"Oh ini?" Andrea mengangkat kantong plastik itu. "Minum buat Bian."

"Lo beliin?"

"Dia nitip." sahut Andrea.

"Nitip apa bucin?" goda Jingga.

"Nitiplah. Mana ada gue bucin. Bucin tuh Mauren. Tuh liat." balas Andrea kemudian menunjuk sahabatnya yang lain tengah mengelap keringat sang pacar di pinggir lapangan futsal.

Jingga bergedik ngeri. "Geli gue."

"Halah lo juga kalo pacaran pasti gitu."

"Amit-amit."

"Hai, Ji!" seru Ardan berjalan mendekati mereka yang membuat atensi kedua cewek itu teralih.

Ardan memang dekat dengan Jingga. Dulu keduanya bertetangga dan satu sekolah saat di Bali. Namun, kemudian kelas 2 SMA, Jingga pindah dan menatap di Jakarta. Keduanya lalu ditemukan lagi di kampus yang sama.

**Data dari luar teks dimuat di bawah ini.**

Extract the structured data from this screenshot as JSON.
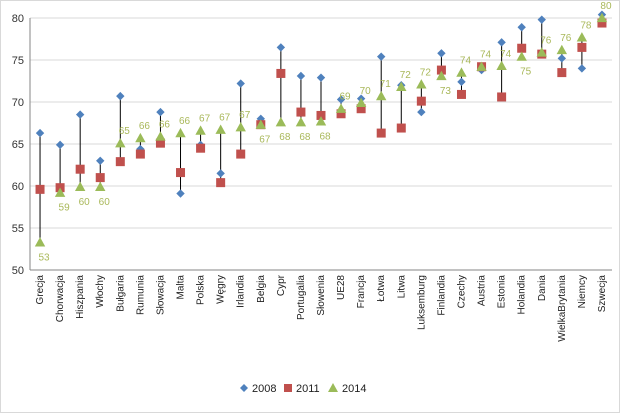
{
  "chart_data": {
    "type": "scatter",
    "ylim": [
      50,
      80
    ],
    "yticks": [
      50,
      55,
      60,
      65,
      70,
      75,
      80
    ],
    "grid": true,
    "legend_placement": "bottom",
    "categories": [
      "Grecja",
      "Chorwacja",
      "Hiszpania",
      "Włochy",
      "Bułgaria",
      "Rumunia",
      "Słowacja",
      "Malta",
      "Polska",
      "Węgry",
      "Irlandia",
      "Belgia",
      "Cypr",
      "Portugalia",
      "Słowenia",
      "UE28",
      "Francja",
      "Łotwa",
      "Litwa",
      "Luksemburg",
      "Finlandia",
      "Czechy",
      "Austria",
      "Estonia",
      "Holandia",
      "Dania",
      "WielkaBrytania",
      "Niemcy",
      "Szwecja"
    ],
    "series": [
      {
        "name": "2008",
        "color": "#4f81bd",
        "marker": "diamond",
        "values": [
          66.3,
          64.9,
          68.5,
          63.0,
          70.7,
          64.4,
          68.8,
          59.1,
          64.9,
          61.5,
          72.2,
          68.0,
          76.5,
          73.1,
          72.9,
          70.3,
          70.4,
          75.4,
          72.0,
          68.8,
          75.8,
          72.4,
          73.8,
          77.1,
          78.9,
          79.8,
          75.2,
          74.0,
          80.4
        ]
      },
      {
        "name": "2011",
        "color": "#c0504d",
        "marker": "square",
        "values": [
          59.6,
          59.8,
          62.0,
          61.0,
          62.9,
          63.8,
          65.1,
          61.6,
          64.5,
          60.4,
          63.8,
          67.3,
          73.4,
          68.8,
          68.4,
          68.6,
          69.2,
          66.3,
          66.9,
          70.1,
          73.8,
          70.9,
          74.2,
          70.6,
          76.4,
          75.7,
          73.5,
          76.5,
          79.4
        ]
      },
      {
        "name": "2014",
        "color": "#9bbb59",
        "marker": "triangle",
        "values": [
          53.3,
          59.2,
          59.9,
          59.9,
          65.1,
          65.7,
          65.9,
          66.3,
          66.6,
          66.7,
          67.0,
          67.3,
          67.6,
          67.6,
          67.7,
          69.2,
          69.9,
          70.7,
          71.8,
          72.1,
          73.1,
          73.5,
          74.2,
          74.3,
          75.4,
          75.9,
          76.2,
          77.7,
          80.0
        ]
      }
    ],
    "labels_2014": [
      "53",
      "59",
      "60",
      "60",
      "65",
      "66",
      "66",
      "66",
      "67",
      "67",
      "67",
      "67",
      "68",
      "68",
      "68",
      "69",
      "70",
      "71",
      "72",
      "72",
      "73",
      "74",
      "74",
      "74",
      "75",
      "76",
      "76",
      "78",
      "80"
    ]
  }
}
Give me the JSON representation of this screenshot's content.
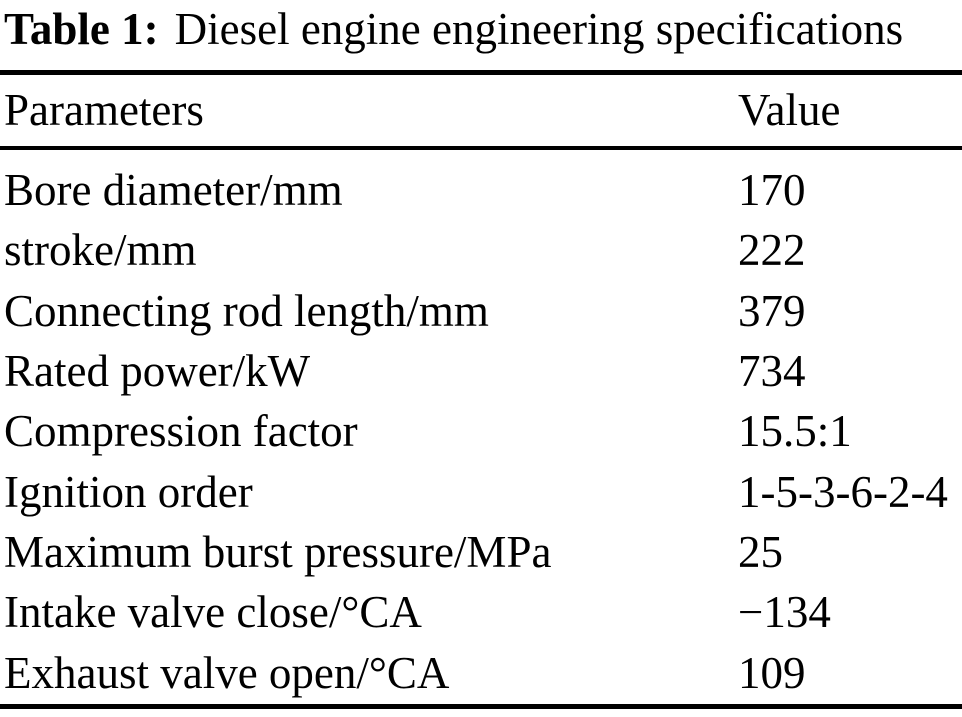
{
  "caption": {
    "label": "Table 1:",
    "text": "Diesel engine engineering specifications"
  },
  "table": {
    "columns": [
      "Parameters",
      "Value"
    ],
    "rows": [
      {
        "parameter": "Bore diameter/mm",
        "value": "170"
      },
      {
        "parameter": "stroke/mm",
        "value": "222"
      },
      {
        "parameter": "Connecting rod length/mm",
        "value": "379"
      },
      {
        "parameter": "Rated power/kW",
        "value": "734"
      },
      {
        "parameter": "Compression factor",
        "value": "15.5:1"
      },
      {
        "parameter": "Ignition order",
        "value": "1-5-3-6-2-4"
      },
      {
        "parameter": "Maximum burst pressure/MPa",
        "value": "25"
      },
      {
        "parameter": "Intake valve close/°CA",
        "value": "−134"
      },
      {
        "parameter": "Exhaust valve open/°CA",
        "value": "109"
      }
    ]
  },
  "colors": {
    "text": "#000000",
    "background": "#ffffff",
    "rule": "#000000"
  }
}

Bedanya, Ardan hanya merantau, tidak menetap.

"Andrea." lanjutnya menyapa Andrea ramah.

Andrea mengangguk sembari tersenyum menanggapi.

Jingga berdehem membuat Ardan kembali menatapnya.

"Lagi break ya?"

"Iya."

"Nih, kuncinya." ujarnya sambil menyodorkan kunci motor milik Ardan. "Makasih banget. Sorry ya jadi ngrepotin lo."

"Santai kali, Ji. Terus motor lo gimana?"

"Masih di kampus. Paling besok gue bawa ke bengkel."

"Atau mau nanti ke bengkel? Gue anterin." tawar Ardan yang langsung ditanggapi gelengan oleh Jingga.

"Nggak ah. Makin ngrepotin. Gapapa, besok aja. Udah makasih banget lo pinjemin motor tadi."

Andrea hanya menyimak sambil mengecek ponselnya.

"Ngga, Dan. Gue ke dalem dulu ya." pamit Andrea yang dibalas anggukan oleh keduanya. Kemudian dia berlalu memasuki tempat futsal untuk menemui Bian, pacarnya.

"Aduh panas banget deh siang ini." ejek Jingga sambil mengibas-ibaskan telapak tangannya seolah sedang mengipasi dirinya yang kepanasan.

"Apa sih, Ji!" balas Ardan tidak terima.

"Sok sokan mencintai dalam diam. Akhirnya kebakaran sendiri kan." cibir Jingga.

"Gue santai kok."

"Apa iya?" goda Jingga sambil mencolek bahu Ardan.

"Iyaaa."

"Yang bener?" Jingga semakin menggoda Ardan sambil menaik turunkan alisnya.

"Stop it," desis Ardan tidak tahan dengan cibiran Jingga.

"Lihat deh, Ar." Jingga menunjuk dengan dagunya ke arah Andrea dan Bian yang tengah berbincang dan sesekali tertawa.

Ardan memperhatikan mereka dengan tatapan miris. Miris untuk dirinya sendiri.

"Mending lo move on deh. Mereka keliatan bahagia banget. Nggak ada harapan buat lo." ucap Jingga sangat menohok hati Ardan.